Things are the same. But I'm bleeding more and more it seems. I don't like that but I'm not giving up my Ibuprofen. That can cause me to bleed more. As long as I eat lots then maybe I won't get Anemic again. That's when I feel real weak. But I've been feeling strong lately and when I feel good I like doing things in between going to the bathroom. I've been cleaning my car a little at a time. The sun has really faded the paint in the past two years because I haven't felt well enough to wax it. So I've decided to wax it this year but a little at a time. I've been using the scratch remover and cleaner first. Got the roof and trunk hood done as well as the front hood. I bought some flat black paint to do the trim around the windows which has faded all away on one side. Also for the windshield wiper area. I've sent for some color coded paint that matches my car and am going to sand down some of the rust spots myself and paint them if I feel up to it. Not sure if I can bend over like that to scrap the rust. I might ask my brother to help me. When I spray it I will have to go somewhere else anyway. can't do it in the parking lot.
My hand aches sometimes and is still stiff but I can use it and I can turn my car key now. When I push myself up with that hand too much during the day it huts on the palm area and on top of my hand it hurts and swells up. I really think those bones on top of my hand might have been damaged. When I fell my hand bent under. Not up.
I think those 6 radiation treatments damaged some areas of my butt. I really have a lot of itching sometimes and the skin feels funny around that area. I sure am glad I didn't go through with all 25 treatments. my sister had a hell of a time with her skin in that area getting hard and red and itchy. I use some ointment and it helps a lot. I never use toilet paper any more because it's too rough. I've been buying wipes for a year now. Unscented ones. otherwise I'd be allergic to the damn perfume. I can't stand any perfume in anything.

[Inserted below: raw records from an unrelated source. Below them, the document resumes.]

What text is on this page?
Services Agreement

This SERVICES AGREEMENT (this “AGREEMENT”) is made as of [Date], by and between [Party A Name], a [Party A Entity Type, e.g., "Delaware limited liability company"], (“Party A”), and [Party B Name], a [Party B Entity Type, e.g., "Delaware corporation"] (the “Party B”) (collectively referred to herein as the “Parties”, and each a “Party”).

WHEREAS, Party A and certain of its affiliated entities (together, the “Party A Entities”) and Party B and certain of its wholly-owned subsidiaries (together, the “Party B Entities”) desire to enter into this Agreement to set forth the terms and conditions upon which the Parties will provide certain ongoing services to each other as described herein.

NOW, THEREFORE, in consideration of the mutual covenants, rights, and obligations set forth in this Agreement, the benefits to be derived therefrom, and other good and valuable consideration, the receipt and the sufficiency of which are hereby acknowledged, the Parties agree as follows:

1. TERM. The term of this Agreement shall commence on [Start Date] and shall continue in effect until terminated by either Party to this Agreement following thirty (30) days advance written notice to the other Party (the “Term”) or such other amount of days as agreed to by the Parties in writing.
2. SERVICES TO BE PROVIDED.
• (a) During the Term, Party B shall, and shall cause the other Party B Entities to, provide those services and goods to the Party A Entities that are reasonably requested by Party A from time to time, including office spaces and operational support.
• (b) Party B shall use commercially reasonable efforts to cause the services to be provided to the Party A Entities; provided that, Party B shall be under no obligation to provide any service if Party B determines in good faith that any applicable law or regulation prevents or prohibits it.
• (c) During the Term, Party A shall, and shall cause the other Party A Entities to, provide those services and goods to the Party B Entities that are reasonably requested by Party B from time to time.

It's real humid here and will be very hot and humid tomorrow. They are finally coming to replace the springs on two of my windows tomorrow. I can't use one living room window and I can't use the top part of my bedroom one because the springs are broke. Those windows are not even two years old. I'll be glad to get the bedroom one fixed so I can take pictures out of it again.
I haven't heard from anyone in the family since Debby took me to get my muffler on my car. Guess everyone is busy. My daughter, Nina, has been taking the kids kayaking on weekends and will be up in Lake George this weekend. the kids love camping and kayaking. I put their pictures on my other blog. Grandchildren from NY.
That's all I have to say for now. Take care everyone.